Occasionally, the concerto goes in very unexpected directions, such as the jaunty movement that evoked silent movie music more than anything else. I more than half expected to see the performers run around the stage, switching seats and getting up to no end of hijinks. This movement had very little for the harp to do.
That’s because the films of Hunanese women singing, interacting, and going about their lives are very much the center of Nu Shu. Each micro film centers on an aspect of women’s lives, whether women’s relationships with their mothers and sisters, marriage, women’s daily work, or their surroundings. Women sing in many of the films, and in those films, the orchestra becomes essentially an accompanist to the pre-existing music. The women’s singing style varies and sometimes, surprisingly, sounds a bit like Hebrew cantillation.
Nu Shu is, overall, a beautiful and enjoyable work, one that can easily find a wide audience. I’m curious about some extramusical aspects of the concerto. The Chinese women whose music and lives contributed so much to the work’s creation were willing participants and were invited to the premiere in Philadelphia. I’d like to know whether they were paid, considering the extent to which Nu Shu was built around these women and their music. I’m glad that there are no questions of consent, and I would love to know the women’s responses to Nu Shu. Lastly, I’d like to understand why Tan Dun chose to use film of women washing clothes in a river, and their accompanying singing, in Nu Shu. Must women’s labor, which is done out of necessity, be commoditized for profit by a man, and portrayed as a joyful thing, rather than the drudgery it is for so many?
The first half of the program consisted of three shorter works: Hannah Lash’s God Music Bug Music; Preben Antonsen’s Psalm Without Words, a Cabrillo Festival commission; and Vivian Fung’s Earworms.

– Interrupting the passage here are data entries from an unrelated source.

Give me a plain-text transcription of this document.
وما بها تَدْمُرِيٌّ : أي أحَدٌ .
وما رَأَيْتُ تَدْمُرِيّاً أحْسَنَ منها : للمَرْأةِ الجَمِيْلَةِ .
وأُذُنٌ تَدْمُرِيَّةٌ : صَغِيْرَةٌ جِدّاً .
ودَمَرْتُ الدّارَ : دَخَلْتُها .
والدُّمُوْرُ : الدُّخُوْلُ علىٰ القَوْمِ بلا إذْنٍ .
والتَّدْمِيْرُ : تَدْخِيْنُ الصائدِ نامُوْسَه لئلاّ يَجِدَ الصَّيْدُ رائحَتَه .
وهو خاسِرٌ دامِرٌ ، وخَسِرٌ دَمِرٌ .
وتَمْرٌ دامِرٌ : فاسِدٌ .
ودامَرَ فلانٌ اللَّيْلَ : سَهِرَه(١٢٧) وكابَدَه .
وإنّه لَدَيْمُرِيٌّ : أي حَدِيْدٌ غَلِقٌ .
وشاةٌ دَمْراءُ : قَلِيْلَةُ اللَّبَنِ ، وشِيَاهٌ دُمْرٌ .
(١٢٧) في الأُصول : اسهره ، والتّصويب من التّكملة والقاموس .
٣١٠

God Music Bug Music has two movements, each based on a the same five-note cell. God Music is full of grandeur, with the five-note cell starting in the trumpets, moving through the trombones and horns, then to the rest of the orchestra. Eventually, it evolves to large blocks of sound, with John Adams-like syncopations. Bug Music uses the cell canonically and becomes more restless and uneasy. By the end of the movement, the orchestra buzzes and heaves in a most insectile fashion.

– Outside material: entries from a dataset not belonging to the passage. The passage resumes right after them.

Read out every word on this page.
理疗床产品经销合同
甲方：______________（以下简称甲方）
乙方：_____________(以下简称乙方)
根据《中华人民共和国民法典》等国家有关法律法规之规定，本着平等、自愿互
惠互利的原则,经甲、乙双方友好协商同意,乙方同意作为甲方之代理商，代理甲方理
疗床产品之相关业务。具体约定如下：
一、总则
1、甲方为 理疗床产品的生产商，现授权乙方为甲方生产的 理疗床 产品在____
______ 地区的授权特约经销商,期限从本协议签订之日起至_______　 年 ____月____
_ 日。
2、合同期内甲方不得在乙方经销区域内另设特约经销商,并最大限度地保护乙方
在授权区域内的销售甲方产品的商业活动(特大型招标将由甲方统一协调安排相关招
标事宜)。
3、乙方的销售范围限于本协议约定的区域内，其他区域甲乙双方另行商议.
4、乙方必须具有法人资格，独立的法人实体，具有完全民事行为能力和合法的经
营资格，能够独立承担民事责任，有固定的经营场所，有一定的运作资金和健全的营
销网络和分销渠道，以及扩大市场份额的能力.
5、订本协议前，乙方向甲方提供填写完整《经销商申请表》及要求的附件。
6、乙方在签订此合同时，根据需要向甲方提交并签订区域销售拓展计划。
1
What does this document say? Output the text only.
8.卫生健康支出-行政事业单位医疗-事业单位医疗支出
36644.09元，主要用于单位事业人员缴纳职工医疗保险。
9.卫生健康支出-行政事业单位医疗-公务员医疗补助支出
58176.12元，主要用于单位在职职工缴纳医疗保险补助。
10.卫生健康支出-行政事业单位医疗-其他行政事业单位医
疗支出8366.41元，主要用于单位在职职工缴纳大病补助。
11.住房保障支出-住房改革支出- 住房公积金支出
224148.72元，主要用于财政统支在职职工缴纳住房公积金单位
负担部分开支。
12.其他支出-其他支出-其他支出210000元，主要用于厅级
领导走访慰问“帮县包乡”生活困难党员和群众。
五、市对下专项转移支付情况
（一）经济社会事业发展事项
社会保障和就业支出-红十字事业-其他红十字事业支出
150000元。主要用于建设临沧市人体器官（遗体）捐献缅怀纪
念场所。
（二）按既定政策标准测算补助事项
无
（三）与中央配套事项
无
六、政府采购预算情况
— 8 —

Fung’s Earworms was inspired by her young son’s repeated references to wheels on a bus; the composer’s notes also say that it “musically depicts our diverted attention spans, our constant barrage of music and other media, and our multitasking lives.” It’s a wild and witty piece, in which fragments of music emerge, whirl around us, mutate, loop, transform. Some are original, some are quotations of famous works. Sometimes the orchestra seems to just give up, collapsing in on itself; sometimes it buzzes and leaps, finally reaching a powerful ending (and along the way giving Fung’s son his bus wheels).
I wish that Psalms Without Words had been played twice. The composer’s notes indicate that it consists of seven sections, “mostly long single phrases,” but they flow into one another and pass by so quickly it’s difficult to identify them. The sections refer to lamentations, angels, and other religious subjects. The performance of Psalms Without Words felt awkward and not quite jelled; a second performance would have clarified the source of the awkwardness.